The Latest from Luisa

Sunday in the garden

Double Delight

So I’m walking through the garden, coffee cup in hand, mentally taking note of what I need to move where or replace or remove. I’m looking at the spot where my birdhouse post used to stand but is no more. The 4x4 beam and the birdhouse lay on the path waiting to be restored to an upright position. I’m sure there are House Wrens lurking, annoyed that their home of seven years is a shambles.

Next to the empty hole is a lovely bright yellow tulip that I did not plant. Its delicate petals snugged around itself in the morning chill. I considered digging it out and putting it with the tulips I had planted on the other side of the path. Some squirrel no doubt worked long and hard to bury that bulb, from who knows whose garden. Who then am I to undo that squirrel’s work?


Later in the afternoon, now with a glass of wine in my hand, I strolled past the 4x4 beam and birdhouse still on the path waiting for a lift. But my eyes locked on the ‘onesie’ tulip. What a gift that squirrel had given me. The tulip which I assumed would be like all my others opened with ruffles and fanfare. I could hear the ‘TA DA’ as it surprised me and the other tulips. Those others must be reeling with petal envy.  
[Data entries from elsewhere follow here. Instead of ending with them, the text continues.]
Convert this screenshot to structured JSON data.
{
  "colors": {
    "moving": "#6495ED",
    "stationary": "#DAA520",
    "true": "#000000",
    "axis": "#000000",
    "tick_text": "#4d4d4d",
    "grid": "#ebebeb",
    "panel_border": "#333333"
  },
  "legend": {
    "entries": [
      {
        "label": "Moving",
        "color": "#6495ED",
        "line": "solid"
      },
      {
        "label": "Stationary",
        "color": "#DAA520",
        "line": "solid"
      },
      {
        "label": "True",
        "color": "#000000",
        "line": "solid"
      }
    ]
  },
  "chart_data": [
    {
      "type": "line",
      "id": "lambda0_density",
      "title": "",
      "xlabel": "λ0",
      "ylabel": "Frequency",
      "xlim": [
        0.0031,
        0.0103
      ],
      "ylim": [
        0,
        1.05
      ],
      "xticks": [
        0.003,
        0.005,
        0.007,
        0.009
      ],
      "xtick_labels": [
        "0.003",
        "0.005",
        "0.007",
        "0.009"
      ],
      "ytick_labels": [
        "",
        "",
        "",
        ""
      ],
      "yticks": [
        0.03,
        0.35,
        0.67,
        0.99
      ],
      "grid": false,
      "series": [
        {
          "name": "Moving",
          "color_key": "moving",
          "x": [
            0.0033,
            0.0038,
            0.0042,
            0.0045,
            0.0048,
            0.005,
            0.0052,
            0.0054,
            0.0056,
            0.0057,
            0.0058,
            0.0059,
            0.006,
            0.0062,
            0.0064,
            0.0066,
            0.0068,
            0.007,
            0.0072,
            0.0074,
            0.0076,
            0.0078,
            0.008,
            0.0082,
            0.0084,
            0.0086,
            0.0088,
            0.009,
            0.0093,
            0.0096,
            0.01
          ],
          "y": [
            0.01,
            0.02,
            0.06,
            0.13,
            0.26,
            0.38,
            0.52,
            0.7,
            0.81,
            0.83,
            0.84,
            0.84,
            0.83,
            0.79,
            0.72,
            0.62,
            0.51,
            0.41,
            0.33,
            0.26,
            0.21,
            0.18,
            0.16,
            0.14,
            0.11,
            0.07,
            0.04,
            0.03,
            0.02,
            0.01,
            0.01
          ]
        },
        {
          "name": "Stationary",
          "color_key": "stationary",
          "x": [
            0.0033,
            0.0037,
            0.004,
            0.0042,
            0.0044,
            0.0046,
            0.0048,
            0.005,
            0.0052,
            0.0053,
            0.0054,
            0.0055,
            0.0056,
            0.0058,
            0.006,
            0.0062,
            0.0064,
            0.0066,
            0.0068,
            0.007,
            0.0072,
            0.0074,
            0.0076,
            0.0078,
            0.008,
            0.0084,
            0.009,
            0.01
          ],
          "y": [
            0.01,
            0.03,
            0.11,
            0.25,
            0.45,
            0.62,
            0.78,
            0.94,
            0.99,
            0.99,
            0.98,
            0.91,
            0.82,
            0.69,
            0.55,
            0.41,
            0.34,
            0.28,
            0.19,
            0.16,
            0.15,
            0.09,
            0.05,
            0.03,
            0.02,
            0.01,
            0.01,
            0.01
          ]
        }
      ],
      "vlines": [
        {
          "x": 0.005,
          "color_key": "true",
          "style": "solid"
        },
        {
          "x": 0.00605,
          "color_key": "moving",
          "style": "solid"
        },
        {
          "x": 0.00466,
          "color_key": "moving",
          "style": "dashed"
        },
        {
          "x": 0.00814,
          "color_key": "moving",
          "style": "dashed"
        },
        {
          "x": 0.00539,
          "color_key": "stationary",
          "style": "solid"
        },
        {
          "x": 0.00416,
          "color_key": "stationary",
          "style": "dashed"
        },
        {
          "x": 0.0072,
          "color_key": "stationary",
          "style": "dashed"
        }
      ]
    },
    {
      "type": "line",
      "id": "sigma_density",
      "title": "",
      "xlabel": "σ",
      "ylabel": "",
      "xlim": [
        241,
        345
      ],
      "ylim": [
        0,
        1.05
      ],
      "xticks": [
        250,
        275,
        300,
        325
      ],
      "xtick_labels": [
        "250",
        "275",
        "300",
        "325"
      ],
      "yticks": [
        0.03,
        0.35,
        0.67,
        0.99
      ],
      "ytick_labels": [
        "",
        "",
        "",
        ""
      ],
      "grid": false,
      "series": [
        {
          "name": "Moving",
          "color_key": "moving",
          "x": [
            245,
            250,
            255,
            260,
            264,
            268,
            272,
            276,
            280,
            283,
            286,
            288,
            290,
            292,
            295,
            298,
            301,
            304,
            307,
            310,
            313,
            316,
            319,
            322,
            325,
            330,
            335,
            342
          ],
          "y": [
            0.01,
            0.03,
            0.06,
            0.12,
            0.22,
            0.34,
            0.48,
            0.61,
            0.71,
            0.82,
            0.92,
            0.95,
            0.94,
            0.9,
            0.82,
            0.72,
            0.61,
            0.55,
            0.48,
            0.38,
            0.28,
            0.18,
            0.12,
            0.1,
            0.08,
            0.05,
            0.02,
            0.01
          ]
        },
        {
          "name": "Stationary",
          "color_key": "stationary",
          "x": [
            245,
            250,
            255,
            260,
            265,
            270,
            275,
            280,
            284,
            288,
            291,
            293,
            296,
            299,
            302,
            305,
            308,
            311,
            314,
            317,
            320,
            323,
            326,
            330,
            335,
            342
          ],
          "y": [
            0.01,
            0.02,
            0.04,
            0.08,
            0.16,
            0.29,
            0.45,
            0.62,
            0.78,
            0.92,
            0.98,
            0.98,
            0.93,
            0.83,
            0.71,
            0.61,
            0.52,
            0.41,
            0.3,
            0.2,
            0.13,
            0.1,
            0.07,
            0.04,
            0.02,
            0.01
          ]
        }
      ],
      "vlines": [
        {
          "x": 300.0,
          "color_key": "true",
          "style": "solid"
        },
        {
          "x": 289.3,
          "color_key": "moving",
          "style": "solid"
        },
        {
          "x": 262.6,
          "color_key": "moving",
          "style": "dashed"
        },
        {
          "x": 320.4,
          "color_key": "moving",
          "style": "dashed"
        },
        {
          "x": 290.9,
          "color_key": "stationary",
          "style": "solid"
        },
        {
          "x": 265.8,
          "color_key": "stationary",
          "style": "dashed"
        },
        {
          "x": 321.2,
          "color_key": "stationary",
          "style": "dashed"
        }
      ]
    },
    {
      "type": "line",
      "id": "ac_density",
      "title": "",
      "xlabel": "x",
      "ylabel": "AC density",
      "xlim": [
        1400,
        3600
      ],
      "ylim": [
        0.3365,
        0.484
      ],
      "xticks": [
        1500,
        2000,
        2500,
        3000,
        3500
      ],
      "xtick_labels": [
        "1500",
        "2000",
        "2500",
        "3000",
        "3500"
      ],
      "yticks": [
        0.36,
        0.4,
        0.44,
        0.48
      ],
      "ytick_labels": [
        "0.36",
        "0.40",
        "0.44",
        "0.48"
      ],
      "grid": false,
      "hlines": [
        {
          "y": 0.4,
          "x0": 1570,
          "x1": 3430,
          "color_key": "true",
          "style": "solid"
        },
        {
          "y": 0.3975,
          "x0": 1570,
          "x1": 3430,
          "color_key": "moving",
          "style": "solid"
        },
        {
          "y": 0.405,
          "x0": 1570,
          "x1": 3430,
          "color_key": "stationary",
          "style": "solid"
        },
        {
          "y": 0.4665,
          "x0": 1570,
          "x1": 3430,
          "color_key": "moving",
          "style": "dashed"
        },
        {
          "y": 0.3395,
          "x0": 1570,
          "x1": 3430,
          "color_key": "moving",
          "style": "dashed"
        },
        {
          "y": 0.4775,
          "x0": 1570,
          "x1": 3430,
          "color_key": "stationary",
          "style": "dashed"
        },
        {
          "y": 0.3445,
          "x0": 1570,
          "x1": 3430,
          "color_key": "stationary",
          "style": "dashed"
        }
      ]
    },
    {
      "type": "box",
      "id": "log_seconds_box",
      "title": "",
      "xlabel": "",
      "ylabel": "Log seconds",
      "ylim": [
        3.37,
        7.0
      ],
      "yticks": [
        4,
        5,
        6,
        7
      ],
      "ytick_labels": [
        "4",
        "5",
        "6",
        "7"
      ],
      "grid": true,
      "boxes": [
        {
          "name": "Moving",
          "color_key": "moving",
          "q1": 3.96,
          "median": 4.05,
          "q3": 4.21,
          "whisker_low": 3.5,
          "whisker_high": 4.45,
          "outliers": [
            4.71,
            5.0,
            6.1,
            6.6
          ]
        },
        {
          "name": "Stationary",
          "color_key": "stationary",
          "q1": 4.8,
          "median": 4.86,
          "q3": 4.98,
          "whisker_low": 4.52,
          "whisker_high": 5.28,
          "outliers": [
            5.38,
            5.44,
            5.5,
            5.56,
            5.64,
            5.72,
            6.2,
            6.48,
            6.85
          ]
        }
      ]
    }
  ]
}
So when I’m working through a plot, trying to lay a clue or twist, sometimes the story gives me a gift. I've not noticed the odd ‘bulb’ that somehow, through a comment a character made or an earlier clue gets buried. While everyone is assuming all the characters’ motives are equally compelling or each alibi is equally plausible, the clue that looked to be like all the others turns out to be so obvious that once seen, there is one and only one explanation. The denouement in The Station Master happened just so. I hadn't intended for the explanation to include the appearance of a certain person. Her character had stayed quietly off stage but involved until she ‘bloomed’ into the only one who could have done it. Even I was surprised, well a little. It could have gone a different way. Thanks to the ‘squirrel’ in my brain that buried and forgot what turned out to be a double delight!